That is what the itch has started to feel like now—now that I’m in the woods, I mean. It feels like a fuzzy, many-legged creature, burrowing its way inside me, digging deeper as if searching for the source of my body heat.

I come to a stop in a clearing of sorts, tangled with undergrowth. Gnats hover in hazy clouds, lit up by the sunlight shifting through the canopy overhead.

I pull aside my shirt and scratch with one fingernail the spot in the center of my chest beneath which the itch stretches and curls. Scratching my chest does not help, but my fingernail leaves behind a stinging red mark, and that seems to please the itch.

The itch grows. It now feels as though it extends from my sternum up into my throat. Not by a lot, simply a tickling tendril, seeking.

And that is when I see her.

She is a girl, perhaps a little older than me, but the sunlight hits her square in the face, and it is impossible to read any lines in her skin that would tell me such things.

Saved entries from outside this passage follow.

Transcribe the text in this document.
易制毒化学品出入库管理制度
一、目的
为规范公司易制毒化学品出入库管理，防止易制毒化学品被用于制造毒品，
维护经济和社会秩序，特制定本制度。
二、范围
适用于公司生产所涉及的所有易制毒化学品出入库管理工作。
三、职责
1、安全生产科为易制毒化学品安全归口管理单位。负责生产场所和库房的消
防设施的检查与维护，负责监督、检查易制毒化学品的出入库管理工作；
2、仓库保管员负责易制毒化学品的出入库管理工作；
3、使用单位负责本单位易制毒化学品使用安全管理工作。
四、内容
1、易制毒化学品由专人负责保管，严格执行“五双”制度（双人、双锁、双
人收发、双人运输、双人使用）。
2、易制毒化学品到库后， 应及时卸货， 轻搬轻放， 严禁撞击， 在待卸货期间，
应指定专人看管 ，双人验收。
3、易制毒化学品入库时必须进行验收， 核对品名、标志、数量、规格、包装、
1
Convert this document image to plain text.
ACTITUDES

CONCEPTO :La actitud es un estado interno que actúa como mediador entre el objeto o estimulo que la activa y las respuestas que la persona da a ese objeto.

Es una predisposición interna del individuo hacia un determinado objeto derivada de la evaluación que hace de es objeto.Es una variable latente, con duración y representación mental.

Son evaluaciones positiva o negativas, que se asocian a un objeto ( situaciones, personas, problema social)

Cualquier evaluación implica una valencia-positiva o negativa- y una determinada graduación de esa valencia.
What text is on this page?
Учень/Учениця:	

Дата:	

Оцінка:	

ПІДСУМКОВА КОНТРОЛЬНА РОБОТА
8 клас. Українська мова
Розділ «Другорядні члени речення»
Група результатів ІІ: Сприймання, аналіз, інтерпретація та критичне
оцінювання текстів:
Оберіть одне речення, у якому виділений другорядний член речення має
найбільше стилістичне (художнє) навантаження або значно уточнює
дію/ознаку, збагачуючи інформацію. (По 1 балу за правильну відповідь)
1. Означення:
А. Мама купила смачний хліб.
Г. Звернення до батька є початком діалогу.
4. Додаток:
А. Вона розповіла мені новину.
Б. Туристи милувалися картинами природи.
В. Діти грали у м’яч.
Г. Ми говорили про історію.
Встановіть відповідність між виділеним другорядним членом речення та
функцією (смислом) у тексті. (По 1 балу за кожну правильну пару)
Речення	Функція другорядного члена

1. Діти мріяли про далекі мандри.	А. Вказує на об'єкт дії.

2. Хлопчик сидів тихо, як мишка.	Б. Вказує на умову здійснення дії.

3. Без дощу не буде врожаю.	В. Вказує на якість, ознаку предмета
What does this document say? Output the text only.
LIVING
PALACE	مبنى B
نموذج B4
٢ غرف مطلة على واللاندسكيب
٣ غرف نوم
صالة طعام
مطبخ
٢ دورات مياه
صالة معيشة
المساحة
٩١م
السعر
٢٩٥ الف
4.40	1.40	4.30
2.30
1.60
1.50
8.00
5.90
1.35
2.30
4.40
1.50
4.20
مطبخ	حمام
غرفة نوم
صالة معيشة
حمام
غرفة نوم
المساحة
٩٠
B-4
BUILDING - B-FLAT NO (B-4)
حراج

She pauses mid-stride, like a grazing deer who thinks she has heard a hunter. Her body is slender, her hair is a pale golden color, and the way she holds her hands and wrists reminds me of a dancer.

The itch in my chest burns. Writhes. Tugs.

I try to say hello, but my mouth is full of weeds. I find myself reaching for the phone in my pocket, and I manage to snap a picture before she turns and runs away—or, that is, it seems as though she must have run away, but I did not see her go. One moment she was there, and the next she was not.

It is only then that I realize the forest is completely still. No wind moves the leaves. The grass is dense and black. I hear no birds or crickets, not even the sounds of traffic speeding down the nearby highway.

It is night. How is it night?

I turn and run, and I do not stop until I reach my home a few blocks away. Mom has fallen asleep in front of the television, and Dad is warming up something in the microwave. I slip upstairs unseen; he probably thinks I am already asleep, like the good, boring girl that I am.

Only when I am in my bed, cocooned in my quilt, do I take my phone from my pocket. I find the picture of the forest girl, and stare at it, hardly breathing.

I am a terrible photographer, it seems. The photo sits there in my hand, unremarkable. The sunlight that had bathed the girl’s ivory skin in a soft wash of gold looks dim, watery. The forest itself is bland, flat. The girl . . . where are her dancers’ wrists? Her arms hang there, awkwardly. Her cloud of hair is not a cloud but a thatch—dry and lusterless.

I press the phone’s screen to my chest, and press, and press. The edges of the phone dig into my skin.

I am a terrible photographer, but then, I was startled, wasn’t I? I was overwhelmed. I have never seen such a beautiful girl in real life, so naturally I wasn’t prepared to photograph her the way she deserves.

I will go back tomorrow, after school. I will return to the same clearing, with its weeds and gnats, and I will wait until she comes back. The girl, that is. She will come back, if the itch in my chest is any indication.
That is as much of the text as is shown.